NYSE Euronext (NYX) plans to replicate two major data center units in the U.S. and the U.K. with as many as 40 smaller facilities in financial centers including Frankfurt, Tokyo and Sao Paulo, according to senior executives.

The "liquidity hubs" will offer market connections and technology services to local banks and trading firms, building upon the two proprietary facilities the Big Board parent launched to house its own trading systems.

"This is a springboard from the two data centers that we own to create other points of presence at destinations of importance around the world," said Stanley Young, chief executive of NYSE Technologies, in an interview.

The expansion is already under way and 14 European locations are seen coming online in the first quarter of 2011.

The move represents the next phase in the transatlantic exchange operator's plan to diversify from trading and listings into higher-margin hardware and system maintenance business providing high-speed access to platforms across the globe.

NYSE Euronext CEO Duncan Niederauer this year set a $1 billion annual revenue target for the technology arm to reach within five years.
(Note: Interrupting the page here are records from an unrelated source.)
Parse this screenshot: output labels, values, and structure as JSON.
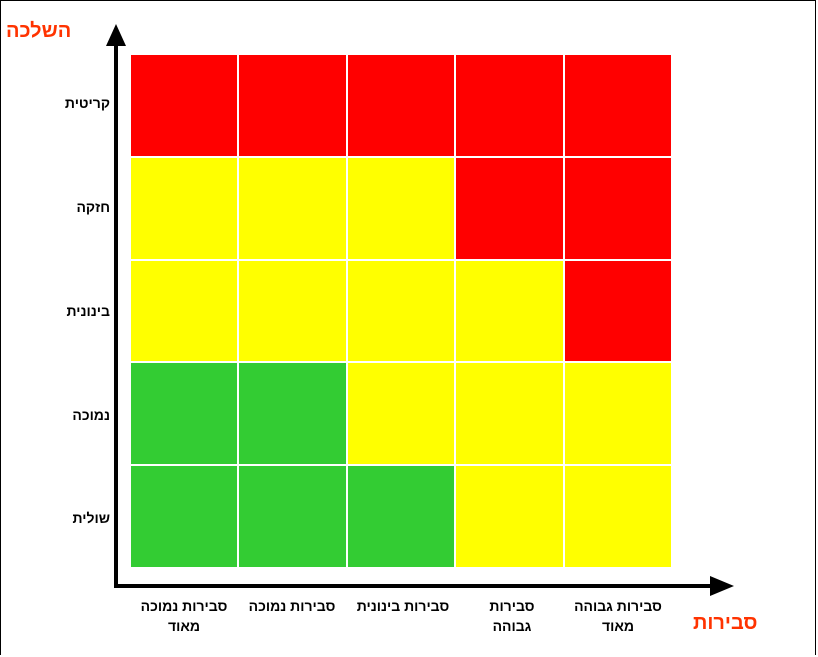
{
  "axes": {
    "y_title": "השלכה",
    "x_title": "סבירות"
  },
  "colors": {
    "high": "#ff0000",
    "medium": "#ffff00",
    "low": "#33cc33"
  },
  "y_labels": [
    "קריטית",
    "חזקה",
    "בינונית",
    "נמוכה",
    "שולית"
  ],
  "x_labels": [
    [
      "סבירות נמוכה",
      "מאוד"
    ],
    [
      "סבירות נמוכה",
      ""
    ],
    [
      "סבירות בינונית",
      ""
    ],
    [
      "סבירות",
      "גבוהה"
    ],
    [
      "סבירות גבוהה",
      "מאוד"
    ]
  ],
  "matrix": [
    [
      "high",
      "high",
      "high",
      "high",
      "high"
    ],
    [
      "medium",
      "medium",
      "medium",
      "high",
      "high"
    ],
    [
      "medium",
      "medium",
      "medium",
      "medium",
      "high"
    ],
    [
      "low",
      "low",
      "medium",
      "medium",
      "medium"
    ],
    [
      "low",
      "low",
      "low",
      "medium",
      "medium"
    ]
  ]
}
About $500 million was allotted to construct the new data centers in Mahwah, N.J., and Basildon, east of London. They house the company's own trade-matching engines as well as customer systems.

NYSE Euronext also is exporting its exchange systems to smaller markets around the world, like the Philippine Stock Exchange, while weighing additional acquisitions such as last year's $144 million deal for trading technology developer Nyfix Inc.

With the proprietary data centers now functional and NYSE Euronext shifting its exchanges to the new facilities, Young said the next step is to expand in other, existing data centers in key financial centers.

The plan is to add space in units run by companies such as Equinix Inc. (EQIX), Savvis Inc. (SVVS) and Telx Group, he said, rather than building any more proprietary facilities.

Young said NYSE Euronext could eventually have between 25 and 40 liquidity hubs of varying size around the globe. Some will initially focus just on collecting market pricing data, while others will function as miniature versions of the Manwah and Basildon facilities.

In locales like such as Chicago, Frankfurt, Singapore and Brazil, where NYSE Euronext already has some market infrastructure, the company aims to add more services. It also plans to move into new markets like Hong Kong and Tokyo.

"The whole notion is to provide services to our clients in places besides where we have our own markets," said Bob Moitoso, senior vice president at NYSE Technologies.

The span of each facility's offering will depend upon local customers' needs and region-specific rules. For instance, some jurisdictions may restrict the offering of co-location services, in which firms situate their servers within the same physical building as an exchange's matching engines to maximize the speed of trading.

Young said NYSE Technologies hopes to offer in many places a "wholly hosted" trading service, managing traders' hardware, exchange connections, price data and risk controls as a single package.